What followed was nothing short of a personal nightmare for Bell. She received threatening phone calls and letters. A female cafeteria worker for the school pummeled Bell and sent her to the hospital. After the attacker was convicted in a jury trial, the Little Axe softball team held a fundraiser to pay for the woman’s legal costs.

Things grew even worse. In September of 1981, Bell’s trailer house burned to the ground in an arson fire.

“The firemen that came were from the volunteer Little Axe Fire Department and two of the volunteer firemen served on the school board,” recalled Bell. “They didn’t bring any water. They brought tanker trucks. ‘Oops we’re out of water.’” Salem said his client’s resolve never wavered.

“That would have been enough to discourage a lot of people,” he said.

“For Joann, there was never any discussion about giving up the case. Never.
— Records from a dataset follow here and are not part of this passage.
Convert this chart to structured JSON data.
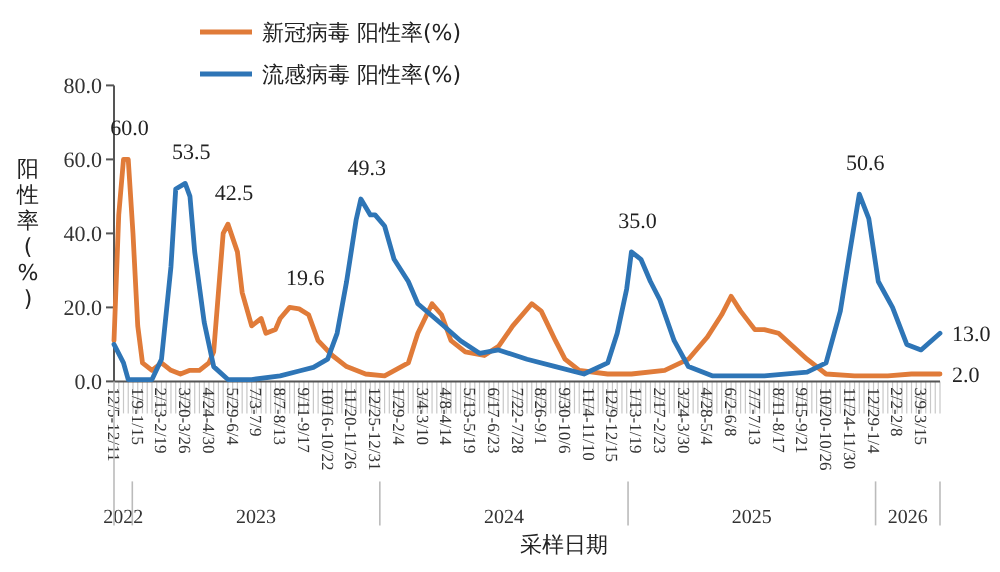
{
  "chart_data": {
    "type": "line",
    "xlabel": "采样日期",
    "ylabel": "阳性率(%)",
    "legend": "top",
    "marker": "none",
    "xlim": [
      "2022-12-05",
      "2026-04-06"
    ],
    "ylim": [
      0,
      80
    ],
    "yticks": [
      {
        "value": 0,
        "label": "0.0"
      },
      {
        "value": 20,
        "label": "20.0"
      },
      {
        "value": 40,
        "label": "40.0"
      },
      {
        "value": 60,
        "label": "60.0"
      },
      {
        "value": 80,
        "label": "80.0"
      }
    ],
    "xticks": [
      {
        "value": "2022-12-05",
        "label": "12/5-12/11"
      },
      {
        "value": "2023-01-09",
        "label": "1/9-1/15"
      },
      {
        "value": "2023-02-13",
        "label": "2/13-2/19"
      },
      {
        "value": "2023-03-20",
        "label": "3/20-3/26"
      },
      {
        "value": "2023-04-24",
        "label": "4/24-4/30"
      },
      {
        "value": "2023-05-29",
        "label": "5/29-6/4"
      },
      {
        "value": "2023-07-03",
        "label": "7/3-7/9"
      },
      {
        "value": "2023-08-07",
        "label": "8/7-8/13"
      },
      {
        "value": "2023-09-11",
        "label": "9/11-9/17"
      },
      {
        "value": "2023-10-16",
        "label": "10/16-10/22"
      },
      {
        "value": "2023-11-20",
        "label": "11/20-11/26"
      },
      {
        "value": "2023-12-25",
        "label": "12/25-12/31"
      },
      {
        "value": "2024-01-29",
        "label": "1/29-2/4"
      },
      {
        "value": "2024-03-04",
        "label": "3/4-3/10"
      },
      {
        "value": "2024-04-08",
        "label": "4/8-4/14"
      },
      {
        "value": "2024-05-13",
        "label": "5/13-5/19"
      },
      {
        "value": "2024-06-17",
        "label": "6/17-6/23"
      },
      {
        "value": "2024-07-22",
        "label": "7/22-7/28"
      },
      {
        "value": "2024-08-26",
        "label": "8/26-9/1"
      },
      {
        "value": "2024-09-30",
        "label": "9/30-10/6"
      },
      {
        "value": "2024-11-04",
        "label": "11/4-11/10"
      },
      {
        "value": "2024-12-09",
        "label": "12/9-12/15"
      },
      {
        "value": "2025-01-13",
        "label": "1/13-1/19"
      },
      {
        "value": "2025-02-17",
        "label": "2/17-2/23"
      },
      {
        "value": "2025-03-24",
        "label": "3/24-3/30"
      },
      {
        "value": "2025-04-28",
        "label": "4/28-5/4"
      },
      {
        "value": "2025-06-02",
        "label": "6/2-6/8"
      },
      {
        "value": "2025-07-07",
        "label": "7/7-7/13"
      },
      {
        "value": "2025-08-11",
        "label": "8/11-8/17"
      },
      {
        "value": "2025-09-15",
        "label": "9/15-9/21"
      },
      {
        "value": "2025-10-20",
        "label": "10/20-10/26"
      },
      {
        "value": "2025-11-24",
        "label": "11/24-11/30"
      },
      {
        "value": "2025-12-29",
        "label": "12/29-1/4"
      },
      {
        "value": "2026-02-02",
        "label": "2/2-2/8"
      },
      {
        "value": "2026-03-09",
        "label": "3/9-3/15"
      }
    ],
    "series": [
      {
        "name": "新冠病毒 阳性率(%)",
        "color": "#e07b39",
        "x": [
          "2022-12-05",
          "2022-12-12",
          "2022-12-19",
          "2022-12-26",
          "2023-01-02",
          "2023-01-09",
          "2023-01-16",
          "2023-01-30",
          "2023-02-13",
          "2023-02-27",
          "2023-03-13",
          "2023-03-27",
          "2023-04-10",
          "2023-04-24",
          "2023-05-01",
          "2023-05-15",
          "2023-05-22",
          "2023-06-05",
          "2023-06-12",
          "2023-06-26",
          "2023-07-10",
          "2023-07-17",
          "2023-07-31",
          "2023-08-07",
          "2023-08-21",
          "2023-09-04",
          "2023-09-18",
          "2023-10-02",
          "2023-10-23",
          "2023-11-13",
          "2023-12-11",
          "2024-01-08",
          "2024-02-12",
          "2024-02-26",
          "2024-03-18",
          "2024-04-01",
          "2024-04-15",
          "2024-05-06",
          "2024-06-03",
          "2024-06-24",
          "2024-07-15",
          "2024-08-12",
          "2024-08-26",
          "2024-09-16",
          "2024-09-30",
          "2024-10-21",
          "2024-12-02",
          "2025-01-06",
          "2025-02-24",
          "2025-03-31",
          "2025-04-28",
          "2025-05-19",
          "2025-06-02",
          "2025-06-16",
          "2025-07-07",
          "2025-07-21",
          "2025-08-11",
          "2025-09-01",
          "2025-09-22",
          "2025-10-20",
          "2025-12-01",
          "2026-01-19",
          "2026-02-23",
          "2026-04-06"
        ],
        "values": [
          11,
          45,
          60,
          60,
          40,
          15,
          5,
          3,
          5,
          3,
          2,
          3,
          3,
          5,
          8,
          40,
          42.5,
          35,
          24,
          15,
          17,
          13,
          14,
          17,
          20,
          19.6,
          18,
          11,
          7,
          4,
          2,
          1.5,
          5,
          13,
          21,
          18,
          11,
          8,
          7,
          9.5,
          15,
          21,
          19,
          11,
          6,
          3,
          2,
          2,
          3,
          6,
          12,
          18,
          23,
          19,
          14,
          14,
          13,
          9.5,
          6,
          2,
          1.5,
          1.5,
          2,
          2
        ]
      },
      {
        "name": "流感病毒 阳性率(%)",
        "color": "#2e75b6",
        "x": [
          "2022-12-05",
          "2022-12-19",
          "2022-12-26",
          "2023-01-30",
          "2023-02-13",
          "2023-02-27",
          "2023-03-06",
          "2023-03-20",
          "2023-03-27",
          "2023-04-03",
          "2023-04-17",
          "2023-05-01",
          "2023-05-22",
          "2023-06-26",
          "2023-08-07",
          "2023-09-04",
          "2023-09-25",
          "2023-10-16",
          "2023-10-30",
          "2023-11-13",
          "2023-11-27",
          "2023-12-04",
          "2023-12-18",
          "2023-12-25",
          "2024-01-08",
          "2024-01-22",
          "2024-02-12",
          "2024-02-26",
          "2024-04-01",
          "2024-04-29",
          "2024-05-27",
          "2024-06-24",
          "2024-08-05",
          "2024-09-16",
          "2024-10-28",
          "2024-12-02",
          "2024-12-16",
          "2024-12-30",
          "2025-01-06",
          "2025-01-20",
          "2025-02-03",
          "2025-02-17",
          "2025-03-10",
          "2025-03-31",
          "2025-05-05",
          "2025-07-21",
          "2025-09-22",
          "2025-10-20",
          "2025-11-10",
          "2025-11-24",
          "2025-12-08",
          "2025-12-22",
          "2026-01-05",
          "2026-01-26",
          "2026-02-16",
          "2026-03-09",
          "2026-04-06"
        ],
        "values": [
          10,
          5,
          0.5,
          0.5,
          6,
          31,
          52,
          53.5,
          50,
          35,
          16,
          4,
          0.5,
          0.5,
          1.5,
          2.8,
          3.8,
          6,
          13,
          27,
          43.6,
          49.3,
          45,
          45,
          42,
          33,
          27,
          21,
          15.5,
          11,
          7.6,
          8.5,
          6,
          4,
          2,
          5,
          13,
          25,
          35,
          33,
          27,
          22,
          11,
          4,
          1.5,
          1.5,
          2.5,
          5,
          19,
          35,
          50.6,
          44,
          27,
          20,
          10,
          8.5,
          13
        ]
      }
    ],
    "annotations": [
      {
        "text": "60.0",
        "x": "2022-12-19",
        "y": 60
      },
      {
        "text": "53.5",
        "x": "2023-03-20",
        "y": 53.5
      },
      {
        "text": "42.5",
        "x": "2023-05-22",
        "y": 42.5
      },
      {
        "text": "19.6",
        "x": "2023-09-04",
        "y": 19.6
      },
      {
        "text": "49.3",
        "x": "2023-12-04",
        "y": 49.3
      },
      {
        "text": "35.0",
        "x": "2025-01-06",
        "y": 35
      },
      {
        "text": "50.6",
        "x": "2025-12-08",
        "y": 50.6
      },
      {
        "text": "13.0",
        "x": "2026-04-06",
        "y": 13
      },
      {
        "text": "2.0",
        "x": "2026-04-06",
        "y": 2
      },
      "2022",
      "2023",
      "2024",
      "2025",
      "2026"
    ]
  }
}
I would think anybody who lost everything in a fire would think, at least under those circumstances, ‘maybe I’m not a crusader.’ For Joann, I think it just strengthened her belief that she was right.”
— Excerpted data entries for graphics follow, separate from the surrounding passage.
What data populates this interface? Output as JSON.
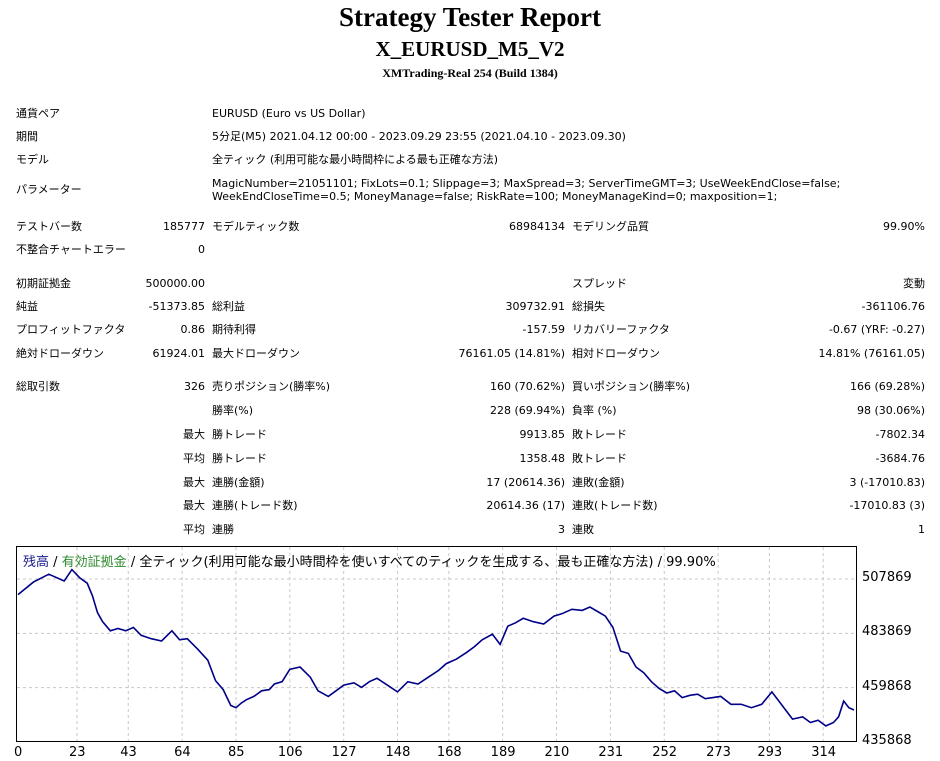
{
  "report": {
    "title": "Strategy Tester Report",
    "expert": "X_EURUSD_M5_V2",
    "server": "XMTrading-Real 254 (Build 1384)"
  },
  "info": {
    "symbol_label": "通貨ペア",
    "symbol_value": "EURUSD (Euro vs US Dollar)",
    "period_label": "期間",
    "period_value": "5分足(M5) 2021.04.12 00:00 - 2023.09.29 23:55 (2021.04.10 - 2023.09.30)",
    "model_label": "モデル",
    "model_value": "全ティック (利用可能な最小時間枠による最も正確な方法)",
    "params_label": "パラメーター",
    "params_line1": "MagicNumber=21051101; FixLots=0.1; Slippage=3; MaxSpread=3; ServerTimeGMT=3; UseWeekEndClose=false;",
    "params_line2": "WeekEndCloseTime=0.5; MoneyManage=false; RiskRate=100; MoneyManageKind=0; maxposition=1;"
  },
  "stats": {
    "bars_label": "テストバー数",
    "bars_value": "185777",
    "ticks_label": "モデルティック数",
    "ticks_value": "68984134",
    "quality_label": "モデリング品質",
    "quality_value": "99.90%",
    "mismatch_label": "不整合チャートエラー",
    "mismatch_value": "0",
    "deposit_label": "初期証拠金",
    "deposit_value": "500000.00",
    "spread_label": "スプレッド",
    "spread_value": "変動",
    "net_label": "純益",
    "net_value": "-51373.85",
    "gross_profit_label": "総利益",
    "gross_profit_value": "309732.91",
    "gross_loss_label": "総損失",
    "gross_loss_value": "-361106.76",
    "pf_label": "プロフィットファクタ",
    "pf_value": "0.86",
    "expected_label": "期待利得",
    "expected_value": "-157.59",
    "recovery_label": "リカバリーファクタ",
    "recovery_value": "-0.67 (YRF: -0.27)",
    "abs_dd_label": "絶対ドローダウン",
    "abs_dd_value": "61924.01",
    "max_dd_label": "最大ドローダウン",
    "max_dd_value": "76161.05 (14.81%)",
    "rel_dd_label": "相対ドローダウン",
    "rel_dd_value": "14.81% (76161.05)",
    "trades_label": "総取引数",
    "trades_value": "326",
    "short_label": "売りポジション(勝率%)",
    "short_value": "160 (70.62%)",
    "long_label": "買いポジション(勝率%)",
    "long_value": "166 (69.28%)",
    "winrate_label": "勝率(%)",
    "winrate_value": "228 (69.94%)",
    "lossrate_label": "負率 (%)",
    "lossrate_value": "98 (30.06%)",
    "max_prefix": "最大",
    "avg_prefix": "平均",
    "win_trade_label": "勝トレード",
    "loss_trade_label": "敗トレード",
    "max_win_value": "9913.85",
    "max_loss_value": "-7802.34",
    "avg_win_value": "1358.48",
    "avg_loss_value": "-3684.76",
    "cons_win_amt_label": "連勝(金額)",
    "cons_win_amt_value": "17 (20614.36)",
    "cons_loss_amt_label": "連敗(金額)",
    "cons_loss_amt_value": "3 (-17010.83)",
    "cons_win_cnt_label": "連勝(トレード数)",
    "cons_win_cnt_value": "20614.36 (17)",
    "cons_loss_cnt_label": "連敗(トレード数)",
    "cons_loss_cnt_value": "-17010.83 (3)",
    "avg_win_streak_label": "連勝",
    "avg_win_streak_value": "3",
    "avg_loss_streak_label": "連敗",
    "avg_loss_streak_value": "1"
  },
  "chart_data": {
    "type": "line",
    "legend_balance": "残高",
    "legend_sep1": " / ",
    "legend_equity": "有効証拠金",
    "legend_rest": " / 全ティック(利用可能な最小時間枠を使いすべてのティックを生成する、最も正確な方法) / 99.90%",
    "colors": {
      "balance": "#1a1a8c",
      "equity": "#2e8b2e",
      "line": "#000088"
    },
    "x_ticks": [
      "0",
      "23",
      "43",
      "64",
      "85",
      "106",
      "127",
      "148",
      "168",
      "189",
      "210",
      "231",
      "252",
      "273",
      "293",
      "314"
    ],
    "y_ticks": [
      "507869",
      "483869",
      "459868",
      "435868"
    ],
    "ylim": [
      435868,
      507869
    ],
    "xlim": [
      0,
      326
    ],
    "series": [
      {
        "x": [
          0,
          6,
          12,
          18,
          21,
          24,
          27,
          29,
          31,
          33,
          36,
          39,
          42,
          45,
          48,
          52,
          56,
          60,
          63,
          66,
          70,
          74,
          77,
          80,
          83,
          85,
          87,
          89,
          92,
          95,
          98,
          100,
          103,
          106,
          110,
          114,
          117,
          121,
          124,
          127,
          131,
          134,
          137,
          140,
          144,
          148,
          152,
          156,
          160,
          164,
          167,
          171,
          175,
          178,
          181,
          185,
          188,
          191,
          194,
          197,
          201,
          205,
          209,
          212,
          216,
          220,
          223,
          226,
          229,
          232,
          235,
          238,
          241,
          244,
          247,
          250,
          253,
          256,
          259,
          262,
          265,
          268,
          271,
          274,
          278,
          282,
          286,
          290,
          294,
          298,
          302,
          306,
          309,
          312,
          315,
          318,
          320,
          322,
          324,
          326
        ],
        "y": [
          501000,
          506500,
          510000,
          507000,
          512000,
          508500,
          506000,
          500500,
          493000,
          489000,
          485000,
          486000,
          485000,
          486500,
          483000,
          481500,
          480500,
          485000,
          481000,
          481500,
          477000,
          472000,
          463000,
          459000,
          452000,
          451000,
          453000,
          454500,
          456000,
          458500,
          459000,
          461500,
          462500,
          468000,
          469000,
          464500,
          458500,
          456000,
          458500,
          461000,
          462000,
          460000,
          462500,
          464000,
          461000,
          458000,
          462500,
          461500,
          464500,
          467500,
          470500,
          472500,
          475500,
          478000,
          481000,
          483500,
          479000,
          487000,
          488500,
          490500,
          489000,
          488000,
          491500,
          492500,
          494500,
          494000,
          495500,
          493500,
          491500,
          486500,
          476000,
          475000,
          469000,
          466500,
          462500,
          459500,
          457500,
          458500,
          455500,
          456500,
          457000,
          455000,
          455500,
          456000,
          452500,
          452500,
          451000,
          452500,
          458000,
          452000,
          446000,
          447000,
          444500,
          445500,
          443000,
          444500,
          447000,
          454000,
          451000,
          450000
        ]
      }
    ]
  }
}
A federal court ruled in favor of Bell and co-plaintiff Lucille McCord in 1984. The school district filed an appeal but lost a year later. Bell had since moved out of Little Axe.

PLAINTIFF TO LEADER

The Little Axe ordeal drew Bell to the mission of the ACLU. She joined the state chapter as a volunteer and in 1987 became its litigation coordinator. Three years later, she was named executive director.

Bell is especially proud of her work against the death penalty. Among her most memorable efforts, she said, was helping win the freedom of Robert Lee Miller, an Oklahoma City man who in 1988 had been convicted and sentenced to death for the murders of two elderly women.

Miller spent seven years on death row before DNA testing exonerated him. Still, prosecutors refused to concede his innocence. Miller was transferred to Oklahoma County, where he languished for two years, unable to get anyone to take his case.

A letter that Miller wrote to Bell changed that. She visited him in jail.

“He looked at me … and he said, ‘I did not kill those women. I’ve been cleared and I can’t even get a public defender appointed to get me out of here.’ It really bothered me, and we formed a coalition to free Rob.”

A coalition protest outside the Oklahoma County District Courthouse eventually caught the attention of defense attorney Garvin Isaacs, who quickly took Miller’s case. Shortly thereafter, a judge finally let Miller free.

“If there’s one thing I felt really successful about on a personal level, it’s that I pushed constantly to free that man,” Bell said.

Despite her retirement, Bell hopes to organize a speaker’s bureau to help ACLU chapters with fundraising efforts.

After all, she isn’t one for keeping quiet.

“I think that to remain silent is for people to assume you agree,” she said.